How being present can change — and possibly save — your life
Thursday, February 27, 2020
Sit down in any cafe, ride in an elevator, look in people’s cars when they are stopped at a stoplight or observe college students walking on campus, and you’ll notice one thing: the majority are checking their phones and not focusing on the present moment.
As so much of our lives is now dominated by screen time, we’ve moved far away from living in the present. Even when not looking at a screen, many of us are lost in thought thinking about something that happened in the past or worrying about something that might happen in the future.
According to best-selling author and spiritual teacher Eckhart Tolle, “Most humans are never fully present in the now, because unconsciously they believe that the next moment must be more important than this one. But then you miss your whole life, which is never not now.”
That is not a small statement. Would we continue this behavior if we really knew that we were missing out on the biggest gift all of us have — our own lives?
Perhaps not. However, being distracted has become a way of life for most of us. People often pride themselves on being able to multitask, but at what cost? Where does all this busy-ness and instant accessibility lead? Apparently away from what really matters: a connection with ourselves and others.
Not only is this heartbreaking, but it’s also dangerous, especially if we’re behind the wheel of a moving vehicle. Statistics from the National Safety Council state that cellphone use while driving leads to 1.6 million crashes each year. In fact, texting and driving causes one out of every four car accidents in the United States.
I would guess that the majority of accidents and injuries of any kind (not only in cars) are caused by not fully focusing on what’s right in front of us, but instead being lost in a thread of thoughts.
This lack of presence and distractibility carries over into other aspects of our lives as well, especially our relationships. All of us are aware of how good it feels when someone really listens to us with no distractions. It makes us feel appreciated and loved; it opens our hearts; and it makes us more aware and alive.
And yet, something so simple has become exceedingly rare.
We all thrive when we give our attention fully to whatever we’re doing. The ability to focus is a big factor in one’s ability to succeed in the world. Being conscious or mindful shifts us from the exhausting confusion of scattered attention to the peaceful calm of doing one thing at a time.
And yet, so few are willing to be present for daily tasks.

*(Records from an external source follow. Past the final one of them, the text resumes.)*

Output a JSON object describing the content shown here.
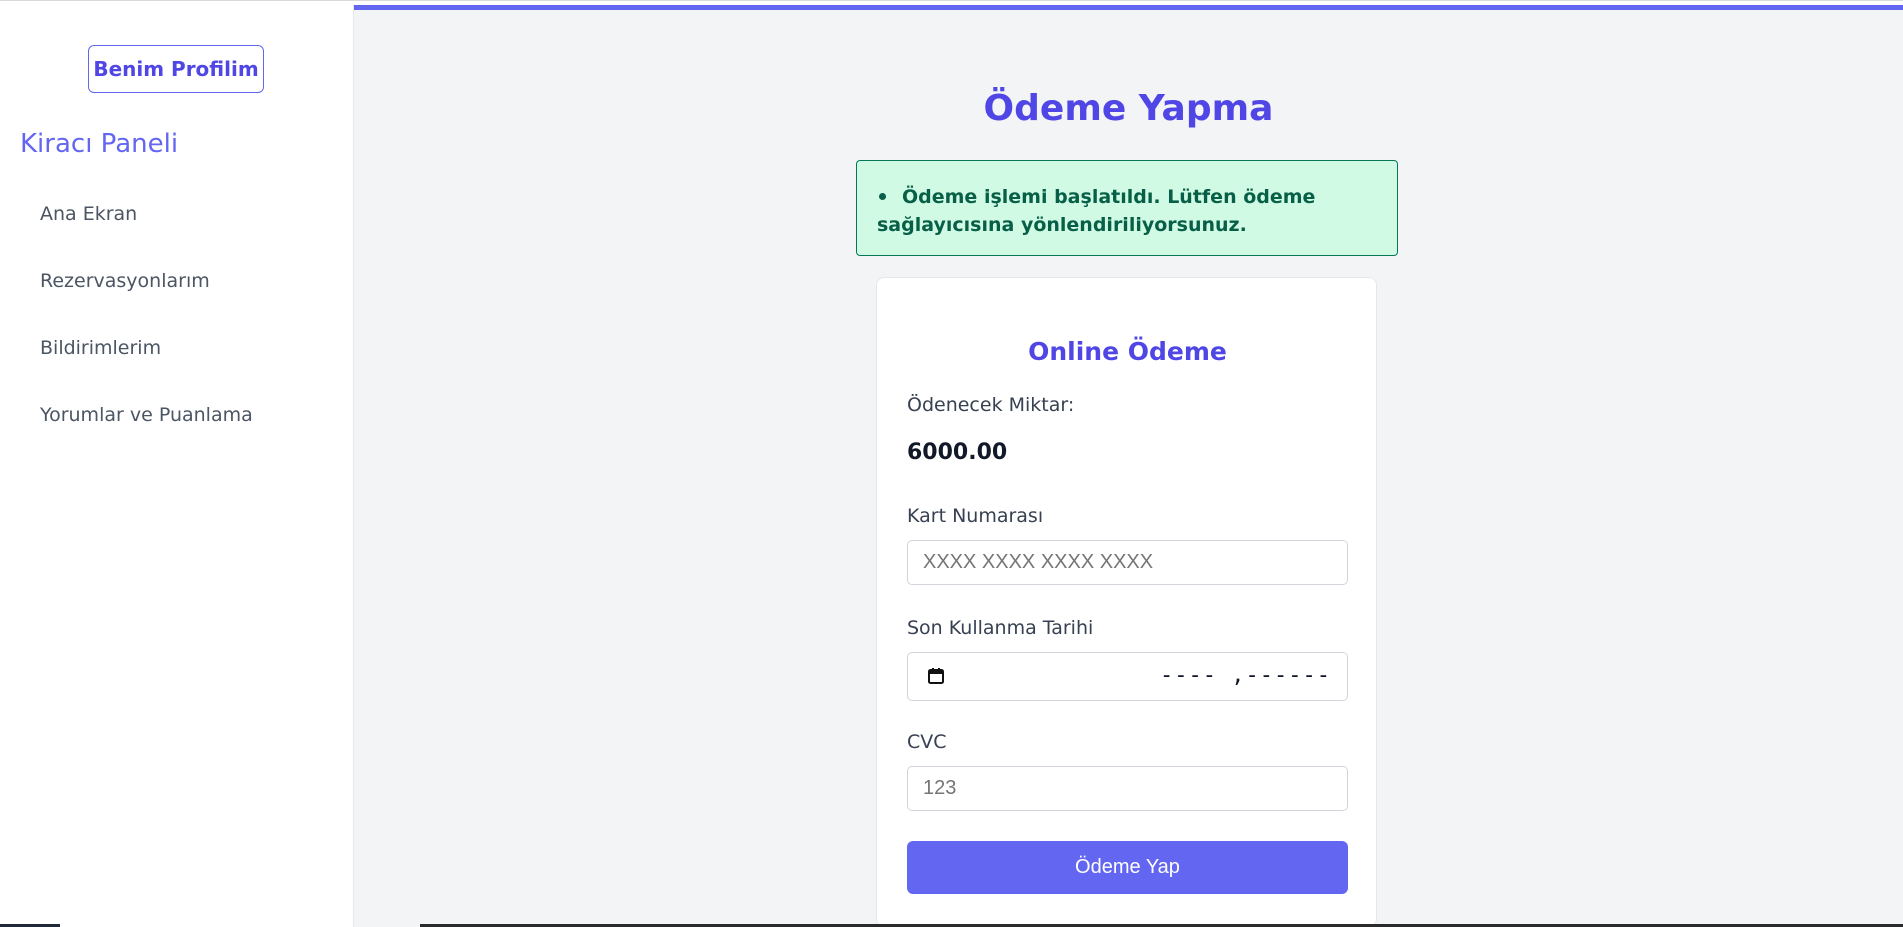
{
  "sidebar": {
    "profile_button": "Benim Profilim",
    "title": "Kiracı Paneli",
    "items": [
      {
        "label": "Ana Ekran"
      },
      {
        "label": "Rezervasyonlarım"
      },
      {
        "label": "Bildirimlerim"
      },
      {
        "label": "Yorumlar ve Puanlama"
      }
    ]
  },
  "main": {
    "title": "Ödeme Yapma",
    "alert": "Ödeme işlemi başlatıldı. Lütfen ödeme sağlayıcısına yönlendiriliyorsunuz.",
    "card": {
      "title": "Online Ödeme",
      "amount_label": "Ödenecek Miktar:",
      "amount_value": "6000.00",
      "card_number_label": "Kart Numarası",
      "card_number_placeholder": "XXXX XXXX XXXX XXXX",
      "expiry_label": "Son Kullanma Tarihi",
      "expiry_placeholder": "---- ,------",
      "cvc_label": "CVC",
      "cvc_placeholder": "123",
      "submit_label": "Ödeme Yap"
    }
  },
  "colors": {
    "accent": "#6366f1",
    "accent_dark": "#4f46e5",
    "alert_bg": "#d1fae5",
    "alert_text": "#065f46",
    "main_bg": "#f3f4f6"
  },
  "icons": {
    "calendar": "calendar-icon"
  }
}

Years ago, I found a solution to this dilemma. I began blocking off chunks of time on Google Calendar so that I would be able to set a boundary around that particular activity. This boundary allowed me to devote my attention to whatever activity was in that chunk of time: lunch with a friend, a phone call, writing, talking a walk, a work project, etc. This give me permission, in a sense, to put aside everything but that one activity during that time, instead of juggling all the competing demands on my time simultaneously.
Being present for each activity has been transformative for me: it’s reduced my stress and each task I do becomes meditative because I am fully available for it. I also feel less overwhelmed, which leads to fewer mistakes, accidents and misunderstanding.
I’ll leave you with a quote from psychologist, author and Buddhist teacher Tara Brach: “There is only one world, the world pressing against you at this minute. There is only one minute in which you are alive, this minute here and now. The only way to live is by accepting each minute as an unrepeatable miracle.”